Dat was in 1986, op een zondag in de Advent. Willem koos voor de kleine kerk, voor de Kerk als Moeder, zoals hij het zelf beleefde. Een kerk als de Oud-Katholieke die inderdaad klein is en dat wel eens als moeizaam ervaart in de verdeeldheid en de gebrokenheid van de ware Kerk des Heren. Waar overigens iedere kerk die kleiner is dan de Una Sancta, te klein is.

Een overtuiging die Willem uitdroeg naar een ieder die hem aanspraak op zijn keuze.

 

Utrecht en dan de binnenstad. Niet de Oudegracht en de Viestraat, de drukte van de Steenweg en Vreeburg. Veel mensen zijn daar gelukkig mee, begeren dat zelfs op zondag. Over dié binnenstad hebben we het niet. Daar had Willem ook niets mee, overgevoelig voor lawaai en toch al argwanend naar alles wat macht en geweld in zich droeg.

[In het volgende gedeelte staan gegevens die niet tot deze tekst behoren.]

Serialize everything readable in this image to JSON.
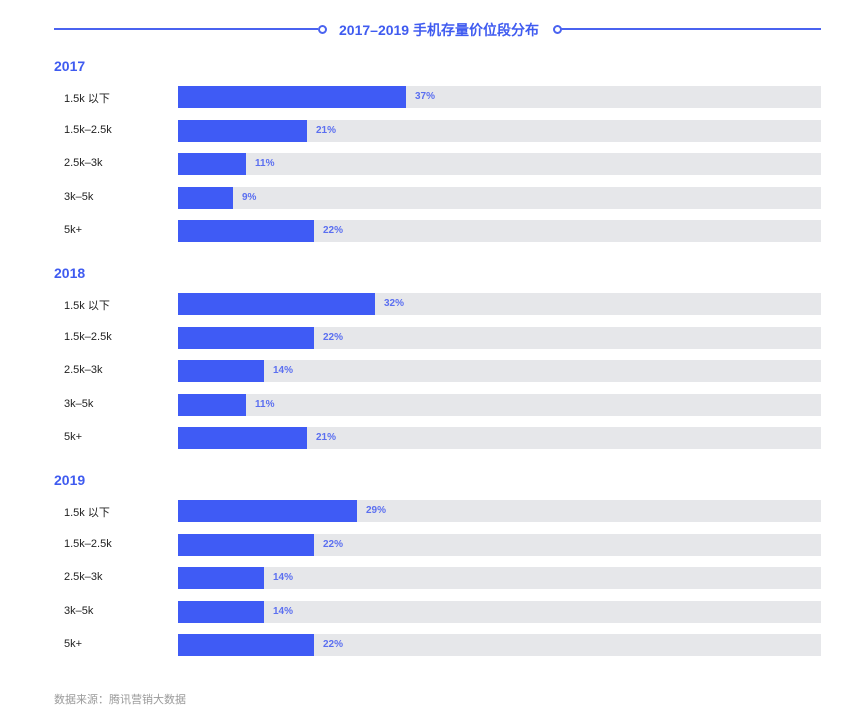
{
  "title": "2017–2019 手机存量价位段分布",
  "source": "数据来源：腾讯营销大数据",
  "colors": {
    "accent": "#3f5bf5",
    "track": "#e6e7ea",
    "label_value": "#5b6ff0",
    "source_text": "#9a9a9a"
  },
  "chart_data": {
    "type": "bar",
    "orientation": "horizontal",
    "title": "2017–2019 手机存量价位段分布",
    "categories": [
      "1.5k 以下",
      "1.5k–2.5k",
      "2.5k–3k",
      "3k–5k",
      "5k+"
    ],
    "series": [
      {
        "name": "2017",
        "values": [
          37,
          21,
          11,
          9,
          22
        ]
      },
      {
        "name": "2018",
        "values": [
          32,
          22,
          14,
          11,
          21
        ]
      },
      {
        "name": "2019",
        "values": [
          29,
          22,
          14,
          14,
          22
        ]
      }
    ],
    "unit": "%",
    "xlabel": "",
    "ylabel": "",
    "grid": false,
    "source": "数据来源：腾讯营销大数据"
  },
  "groups": [
    {
      "year": "2017",
      "rows": [
        {
          "label": "1.5k 以下",
          "value": 37,
          "text": "37%"
        },
        {
          "label": "1.5k–2.5k",
          "value": 21,
          "text": "21%"
        },
        {
          "label": "2.5k–3k",
          "value": 11,
          "text": "11%"
        },
        {
          "label": "3k–5k",
          "value": 9,
          "text": "9%"
        },
        {
          "label": "5k+",
          "value": 22,
          "text": "22%"
        }
      ]
    },
    {
      "year": "2018",
      "rows": [
        {
          "label": "1.5k 以下",
          "value": 32,
          "text": "32%"
        },
        {
          "label": "1.5k–2.5k",
          "value": 22,
          "text": "22%"
        },
        {
          "label": "2.5k–3k",
          "value": 14,
          "text": "14%"
        },
        {
          "label": "3k–5k",
          "value": 11,
          "text": "11%"
        },
        {
          "label": "5k+",
          "value": 21,
          "text": "21%"
        }
      ]
    },
    {
      "year": "2019",
      "rows": [
        {
          "label": "1.5k 以下",
          "value": 29,
          "text": "29%"
        },
        {
          "label": "1.5k–2.5k",
          "value": 22,
          "text": "22%"
        },
        {
          "label": "2.5k–3k",
          "value": 14,
          "text": "14%"
        },
        {
          "label": "3k–5k",
          "value": 14,
          "text": "14%"
        },
        {
          "label": "5k+",
          "value": 22,
          "text": "22%"
        }
      ]
    }
  ]
}
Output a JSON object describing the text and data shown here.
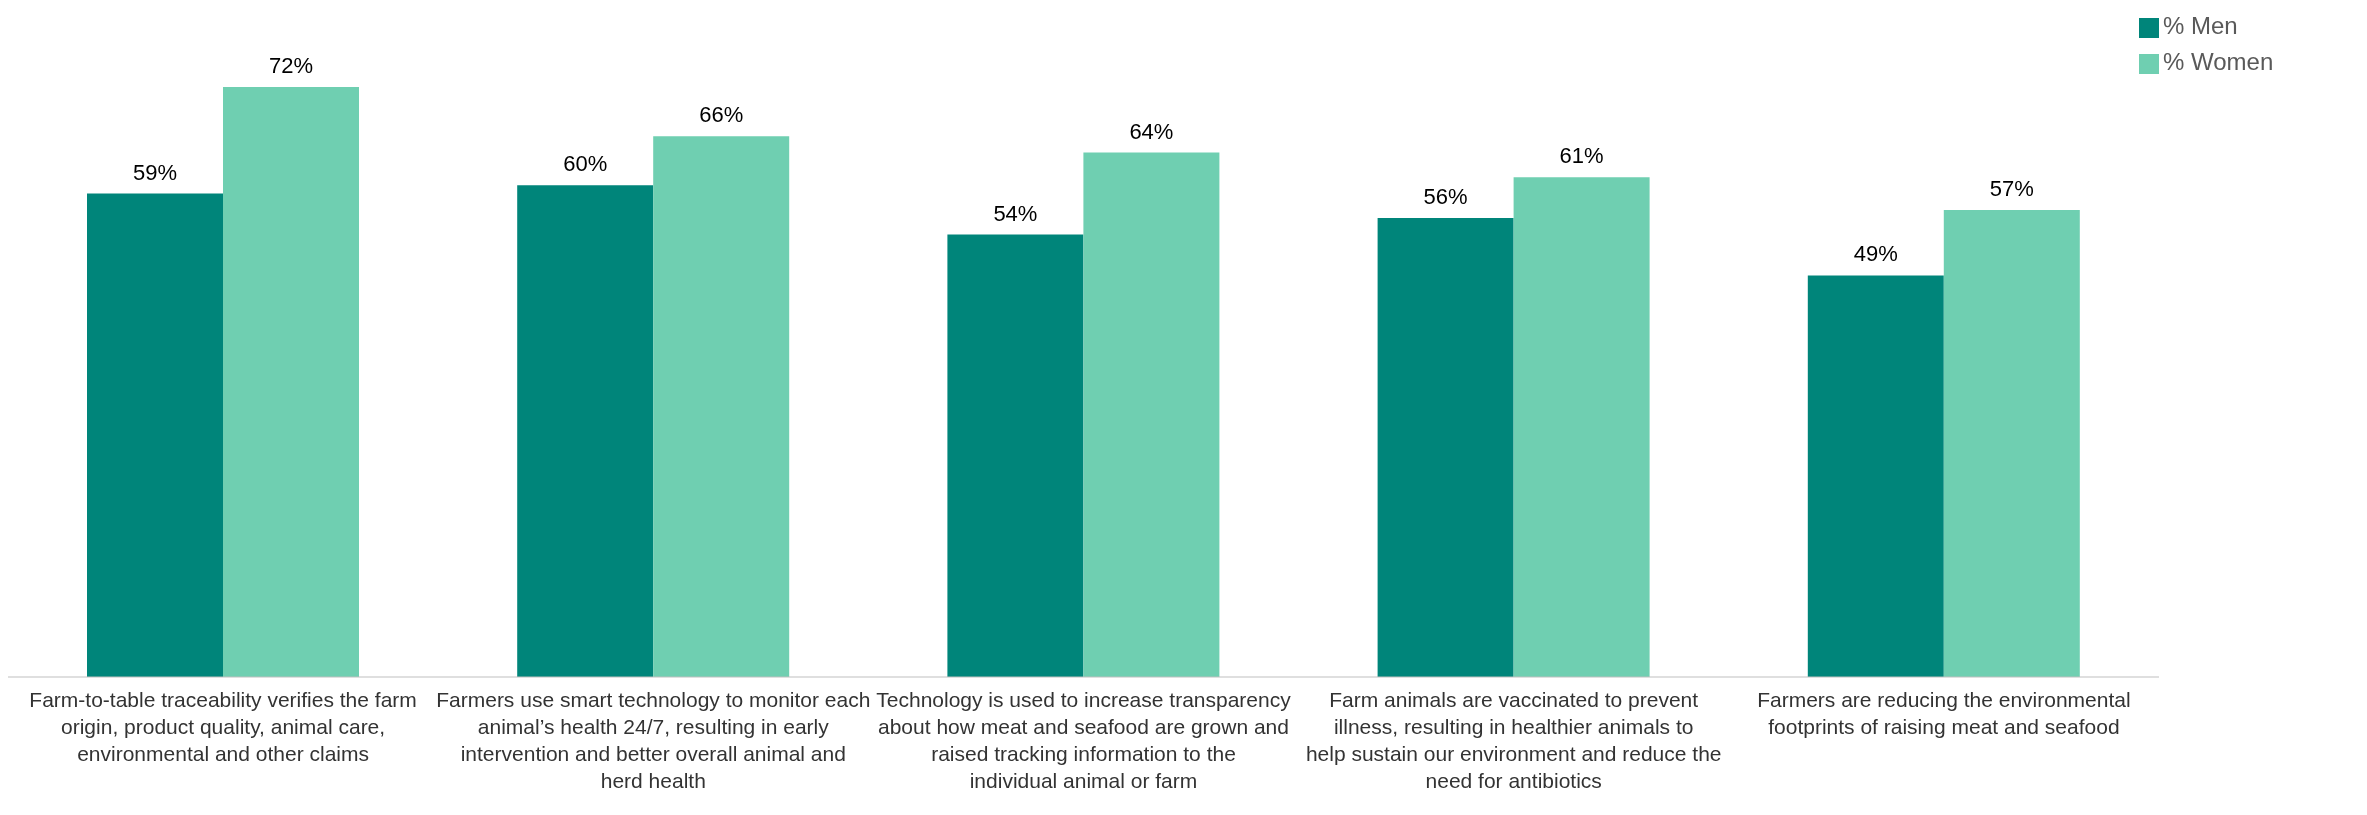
{
  "chart_data": {
    "type": "bar",
    "categories": [
      "Farm-to-table traceability verifies the farm origin, product quality, animal care, environmental and other claims",
      "Farmers use smart technology to monitor each animal’s health 24/7, resulting in early intervention and better overall animal and herd health",
      "Technology is used to increase transparency about how meat and seafood are grown and raised tracking information to the individual animal or farm",
      "Farm animals are vaccinated to prevent illness, resulting in healthier animals to help sustain our environment and reduce the need for antibiotics",
      "Farmers are reducing the environmental footprints of raising meat and seafood"
    ],
    "series": [
      {
        "name": "% Men",
        "color": "#00857a",
        "values": [
          59,
          60,
          54,
          56,
          49
        ],
        "value_labels": [
          "59%",
          "60%",
          "54%",
          "56%",
          "49%"
        ]
      },
      {
        "name": "% Women",
        "color": "#6fcfb1",
        "values": [
          72,
          66,
          64,
          61,
          57
        ],
        "value_labels": [
          "72%",
          "66%",
          "64%",
          "61%",
          "57%"
        ]
      }
    ],
    "legend": "top right",
    "grid": false,
    "tick_labels": "x"
  }
}
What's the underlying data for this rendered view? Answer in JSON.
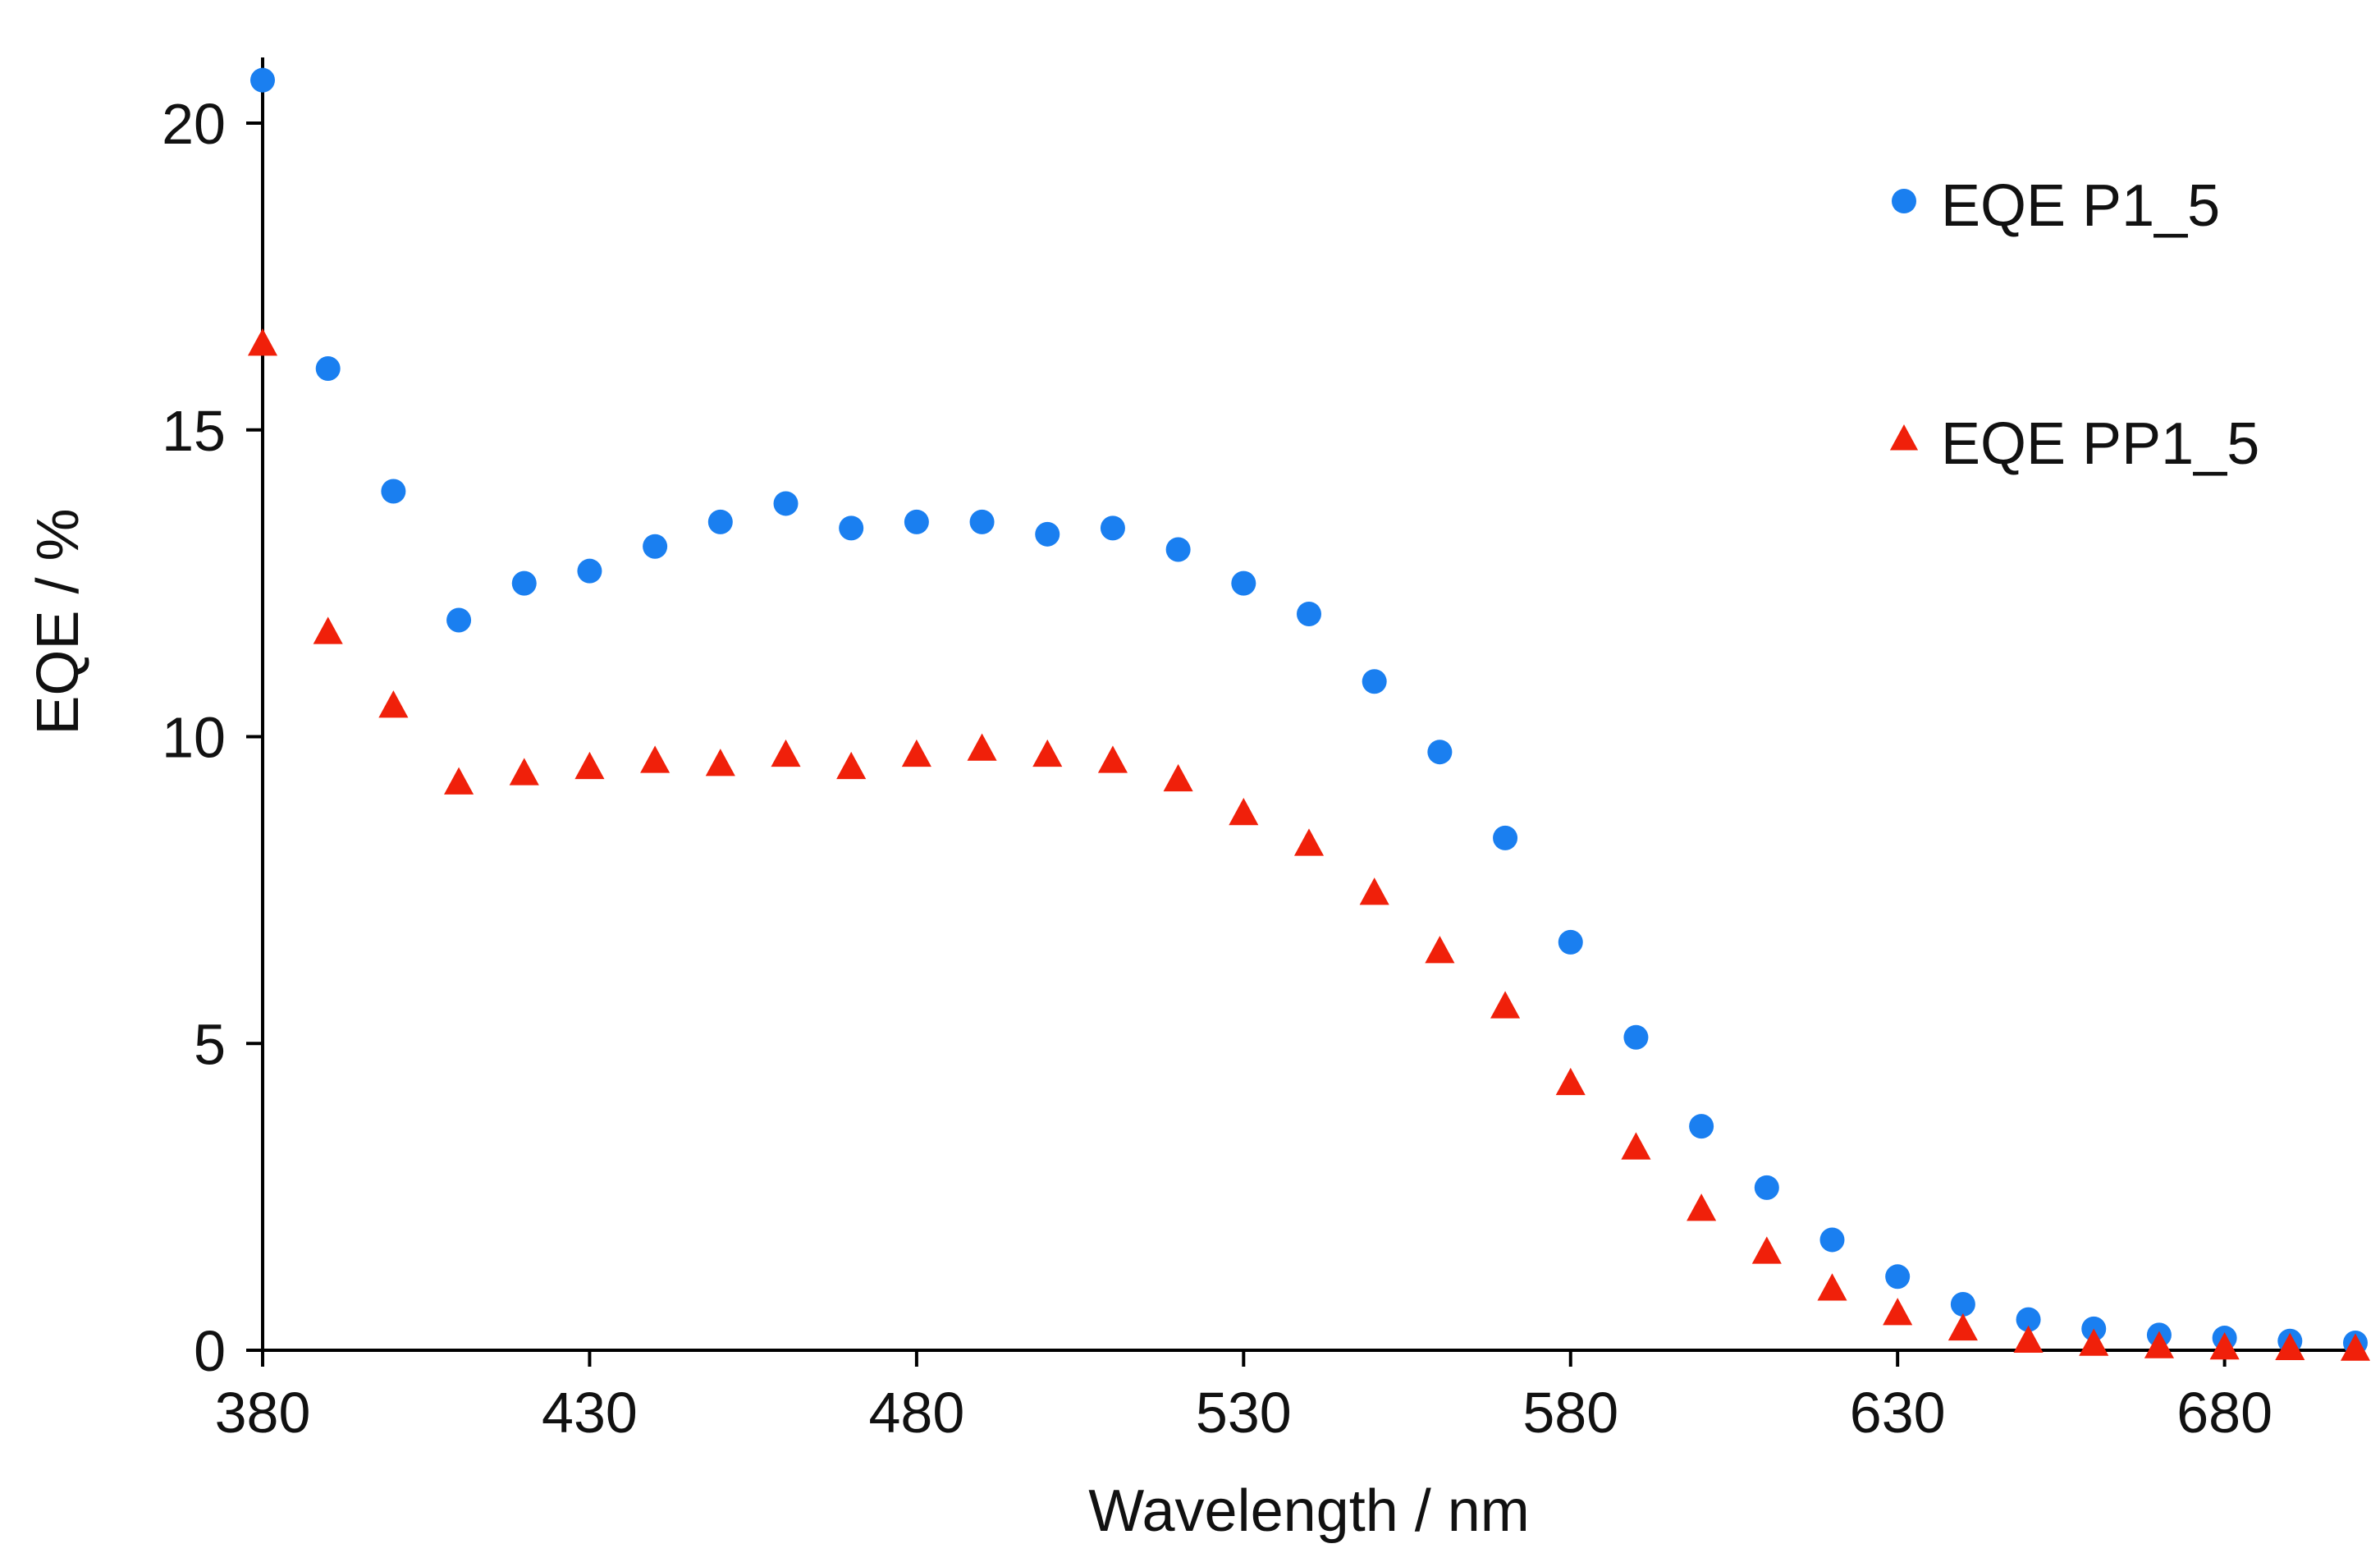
{
  "chart_data": {
    "type": "scatter",
    "title": "",
    "xlabel": "Wavelength / nm",
    "ylabel": "EQE / %",
    "xlim": [
      380,
      700
    ],
    "ylim": [
      0,
      21
    ],
    "xticks": [
      380,
      430,
      480,
      530,
      580,
      630,
      680
    ],
    "yticks": [
      0,
      5,
      10,
      15,
      20
    ],
    "grid": false,
    "legend_position": "top-right",
    "x": [
      380,
      390,
      400,
      410,
      420,
      430,
      440,
      450,
      460,
      470,
      480,
      490,
      500,
      510,
      520,
      530,
      540,
      550,
      560,
      570,
      580,
      590,
      600,
      610,
      620,
      630,
      640,
      650,
      660,
      670,
      680,
      690,
      700
    ],
    "series": [
      {
        "name": "EQE P1_5",
        "marker": "circle",
        "color": "#1a7ff0",
        "values": [
          20.7,
          16.0,
          14.0,
          11.9,
          12.5,
          12.7,
          13.1,
          13.5,
          13.8,
          13.4,
          13.5,
          13.5,
          13.3,
          13.4,
          13.05,
          12.5,
          12.0,
          10.9,
          9.75,
          8.35,
          6.65,
          5.1,
          3.65,
          2.65,
          1.8,
          1.2,
          0.75,
          0.5,
          0.35,
          0.25,
          0.2,
          0.15,
          0.12
        ]
      },
      {
        "name": "EQE PP1_5",
        "marker": "triangle",
        "color": "#f0200a",
        "values": [
          16.4,
          11.7,
          10.5,
          9.25,
          9.4,
          9.5,
          9.6,
          9.55,
          9.7,
          9.5,
          9.7,
          9.8,
          9.7,
          9.6,
          9.3,
          8.75,
          8.25,
          7.45,
          6.5,
          5.6,
          4.35,
          3.3,
          2.3,
          1.6,
          1.0,
          0.6,
          0.35,
          0.15,
          0.1,
          0.06,
          0.04,
          0.03,
          0.02
        ]
      }
    ]
  }
}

Het ware Utrecht. Dat was voor hem het stadsdeel tussen de Pausdam en de oude sterrenwacht op het bolwerk, tussen de Dom en de Klaaswerk, de smalle en verstilde Nieuwe Gracht met zijn kleine werven waar elke bedrijvigheid ver te zoeken is.

Toen hij oud geworden was en nog redelijk goed ter been sprak hij over het geluksgevoel dat hem kon overvallen op zijn wandeling langs die gracht, het liefst op een zondag of in de vroege avond. Dan kan je denken aan de beginwoorden van psalm 65 in de berijming die hem zeker vertrouwd was: De stilte zingt U toe, o Here, in uw verheven oord. Die verhevenheid van de oude stad, het Utrecht van zuster Bertken, beeld van het hemels Jeruzalem, een verminkt beeld weliswaar en die stilte, dat zag hij in de lucht die boven de huizen stond als een weerspiegeling van goddelijke liefde. Moet je daar dichter of mysticus voor zijn om dat zo te beleven en uit te spreken?

Wij mensen van Ste Gertrudis zien dat iets anders, maar we komen er dicht bij. Wij praten niet over saai en niks te beleven, wij bewegen ons tussen de dichter en de mens die zich verre houdt van dit beeldverhaal.. Wij zijn Oud-Katholieken en wij horen bij die stad en wij vermijden die straatjes niet en gaan de herinneringen niet uit de weg, we gaan terug als het moet tot op Sint Willibrord, die daar ooit ook heeft gelopen, dat kan niet anders.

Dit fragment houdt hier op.